Solo founder building DadOS — an iOS app for dads who give a damn but also lose it sometimes. Pause button when you're about to snap, AI coach for the questions you don't want to Google, daily missions to show up better in small ways.
Yesterday (June 16) I was featured on BetaList Standard ($99). Here's the unfiltered data 24 hours later:
The numbers:
237 dads currently testing on TestFlight
5 email signups directly from the BetaList referral (verified by referrer header)
0 comments on the BetaList listing itself
Geographic mix: France, India, US — all strangers, not my friend network
What worked:
The site already had 7 real testimonials from beta testers visible above the fold. I think that's why the click → email conversion held up despite low listing volume.
A small modal between "Join the Beta" and TestFlight captured emails before redirect. Without that, I'd have 0 of these. Lesson: always own the email list, never just send people to TestFlight directly.
Founder note on the listing was written in plain English about a specific bad night, not feature copy.
What didn't:
I never sent the rally email to my 23 OG testers asking them to comment on the listing. 0 comments killed the algorithmic boost. This was the single biggest miss.
BetaList Standard for a consumer iOS app is a lower-volume play than for SaaS. The platform skews technical.
I built the email capture and Supabase counter the morning OF launch. Should've had this live 2 weeks earlier so anyone arriving from anywhere was captured.
What I'm doing next:
App Store submission targeted July 15
Show HN attempt next Tuesday morning
Reddit (carefully — r/daddit bans promo, so the play is build-in-public posts in r/indiehackers and r/SideProject)
Direct DMs to ~9 dad creators on TikTok/IG who already make content in the space
Solo founder, no funding, 3 months of nights and weekends. Honest question for this community: if you've launched a consumer iOS app via TestFlight first, what's the one thing you wish you'd known before App Store day?
Site: mydados.com
Listing: betalist.com/startups/dados
TestFlight: open
I've been thinking about using betalist as well, I've previously tried other directories but you're right, comments really do help. What I'm wondering is mainly how did you go about getting those early 23 testers? I'm developing a saas and need beta testers, but I'm struggling to find them, your help would be hugely appreciated!
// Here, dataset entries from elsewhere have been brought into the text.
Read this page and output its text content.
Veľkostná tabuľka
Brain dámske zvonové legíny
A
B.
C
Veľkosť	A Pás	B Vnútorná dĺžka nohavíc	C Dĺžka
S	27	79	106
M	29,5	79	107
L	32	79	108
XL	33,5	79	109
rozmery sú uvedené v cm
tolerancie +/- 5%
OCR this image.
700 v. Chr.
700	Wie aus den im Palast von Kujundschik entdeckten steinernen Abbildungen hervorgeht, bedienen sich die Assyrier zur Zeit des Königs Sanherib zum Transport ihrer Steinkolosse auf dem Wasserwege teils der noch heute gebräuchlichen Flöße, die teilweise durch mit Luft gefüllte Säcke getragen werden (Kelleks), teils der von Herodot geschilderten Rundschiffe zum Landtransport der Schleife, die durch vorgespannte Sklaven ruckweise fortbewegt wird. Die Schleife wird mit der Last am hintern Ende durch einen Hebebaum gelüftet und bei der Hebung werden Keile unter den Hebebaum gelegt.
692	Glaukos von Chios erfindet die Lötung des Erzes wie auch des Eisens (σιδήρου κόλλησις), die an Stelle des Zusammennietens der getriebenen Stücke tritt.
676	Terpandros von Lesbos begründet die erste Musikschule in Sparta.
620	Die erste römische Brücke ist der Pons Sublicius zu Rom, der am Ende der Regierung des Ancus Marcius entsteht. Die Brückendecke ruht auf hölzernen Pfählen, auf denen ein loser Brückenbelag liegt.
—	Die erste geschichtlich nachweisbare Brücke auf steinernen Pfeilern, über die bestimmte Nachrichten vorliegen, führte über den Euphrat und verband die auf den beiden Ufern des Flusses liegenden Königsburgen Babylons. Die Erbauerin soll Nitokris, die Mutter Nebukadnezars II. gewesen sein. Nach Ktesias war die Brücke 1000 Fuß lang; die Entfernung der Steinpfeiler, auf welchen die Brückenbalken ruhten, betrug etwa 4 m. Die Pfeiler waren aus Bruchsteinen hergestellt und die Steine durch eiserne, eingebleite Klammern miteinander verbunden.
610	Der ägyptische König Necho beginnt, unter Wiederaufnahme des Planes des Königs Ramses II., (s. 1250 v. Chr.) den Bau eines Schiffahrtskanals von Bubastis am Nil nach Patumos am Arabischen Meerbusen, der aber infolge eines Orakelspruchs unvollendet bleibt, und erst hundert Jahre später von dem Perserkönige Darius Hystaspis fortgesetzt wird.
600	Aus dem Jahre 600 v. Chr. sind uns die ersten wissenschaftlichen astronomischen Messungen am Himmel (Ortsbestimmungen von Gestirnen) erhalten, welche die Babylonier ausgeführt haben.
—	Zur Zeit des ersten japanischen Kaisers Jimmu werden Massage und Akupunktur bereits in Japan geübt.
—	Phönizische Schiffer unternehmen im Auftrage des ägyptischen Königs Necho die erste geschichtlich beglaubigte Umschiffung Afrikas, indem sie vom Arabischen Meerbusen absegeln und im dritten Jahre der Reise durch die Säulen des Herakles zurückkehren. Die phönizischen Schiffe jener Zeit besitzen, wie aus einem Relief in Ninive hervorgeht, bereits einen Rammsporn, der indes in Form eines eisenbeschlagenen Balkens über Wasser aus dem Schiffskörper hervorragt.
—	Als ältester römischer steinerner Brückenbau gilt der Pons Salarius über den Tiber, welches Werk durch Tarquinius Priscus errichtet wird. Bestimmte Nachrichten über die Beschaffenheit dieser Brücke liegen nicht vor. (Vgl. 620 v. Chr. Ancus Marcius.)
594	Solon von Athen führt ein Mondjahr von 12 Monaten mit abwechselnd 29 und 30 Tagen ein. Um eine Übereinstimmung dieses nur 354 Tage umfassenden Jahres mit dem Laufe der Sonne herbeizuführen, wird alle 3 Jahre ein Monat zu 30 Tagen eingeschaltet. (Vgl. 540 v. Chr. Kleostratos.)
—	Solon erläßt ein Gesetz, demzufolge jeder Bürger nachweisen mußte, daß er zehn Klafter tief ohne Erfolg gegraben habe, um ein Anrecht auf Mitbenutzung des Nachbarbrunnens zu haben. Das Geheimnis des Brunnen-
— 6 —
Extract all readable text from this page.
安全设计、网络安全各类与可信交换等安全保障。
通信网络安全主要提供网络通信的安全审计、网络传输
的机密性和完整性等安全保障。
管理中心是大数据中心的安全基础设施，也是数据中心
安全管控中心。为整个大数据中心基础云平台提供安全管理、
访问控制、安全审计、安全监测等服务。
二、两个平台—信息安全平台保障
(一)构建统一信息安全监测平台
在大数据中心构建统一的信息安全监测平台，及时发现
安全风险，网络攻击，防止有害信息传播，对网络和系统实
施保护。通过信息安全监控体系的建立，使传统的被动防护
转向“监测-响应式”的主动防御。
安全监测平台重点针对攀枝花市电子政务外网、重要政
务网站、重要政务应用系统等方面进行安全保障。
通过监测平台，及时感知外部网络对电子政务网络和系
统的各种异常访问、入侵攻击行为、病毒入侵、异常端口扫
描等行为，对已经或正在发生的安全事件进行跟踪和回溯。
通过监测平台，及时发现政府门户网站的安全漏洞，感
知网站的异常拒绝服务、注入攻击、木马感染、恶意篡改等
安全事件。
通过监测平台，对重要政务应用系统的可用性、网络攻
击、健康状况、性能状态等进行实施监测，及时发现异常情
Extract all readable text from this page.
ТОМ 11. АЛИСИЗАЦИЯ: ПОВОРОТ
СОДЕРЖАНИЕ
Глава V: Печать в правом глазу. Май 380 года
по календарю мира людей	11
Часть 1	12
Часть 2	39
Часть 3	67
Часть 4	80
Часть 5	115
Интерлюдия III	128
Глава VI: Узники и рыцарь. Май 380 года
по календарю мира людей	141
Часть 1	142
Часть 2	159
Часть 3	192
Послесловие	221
Five verified signups from a $99 feature is the number almost nobody is honest enough to post. I paid for two directory launches early on — one got me 11 signups, the other 3, and exactly one of those 14 ever turned into a real user. Directory traffic over-indexes on curious browsers who collect betas and never activate.
The 237 testers matter more than the 5: where did THOSE come from, and are they hitting the core action in week one? For me, paid spots drove signups that sat near zero activation, while one small niche forum sent far fewer people who actually stuck. That's the channel worth doubling — which bucket did your 237 come from?
What stood out to me wasn't the 237 testers or the 5 emails.
It was how quickly the conversation becomes about channels once people start showing up.
The more interesting question might be whether the thing those first dads responded to is the same thing you'll eventually scale around.
Yeah, that's the question keeping me up.
Honest read on what got the first 237:
None of those scale linearly. Reddit is a one-shot lottery. DMs cap at my time. BetaList is a one-time event.
What I think the first 237 actually responded to is the specific framing — "pause button for the moment you're about to lose it" — not the channels. The cereal story lands because every dad has a version of it.
So my bet is: the message scales, the channels don't. The next 1,000 probably come from dads telling other dads, plus content (X, YouTube shorts) that re-tells the cereal-moment in different forms.
Could be wrong. Ask me in 90 days.
The reason I find that interesting is that "the message scales, the channels don't" and "the message worked because of the channel it appeared in" can both look true for quite a while.
That's what makes these situations so hard to read early on.
90 days will definitely be interesting.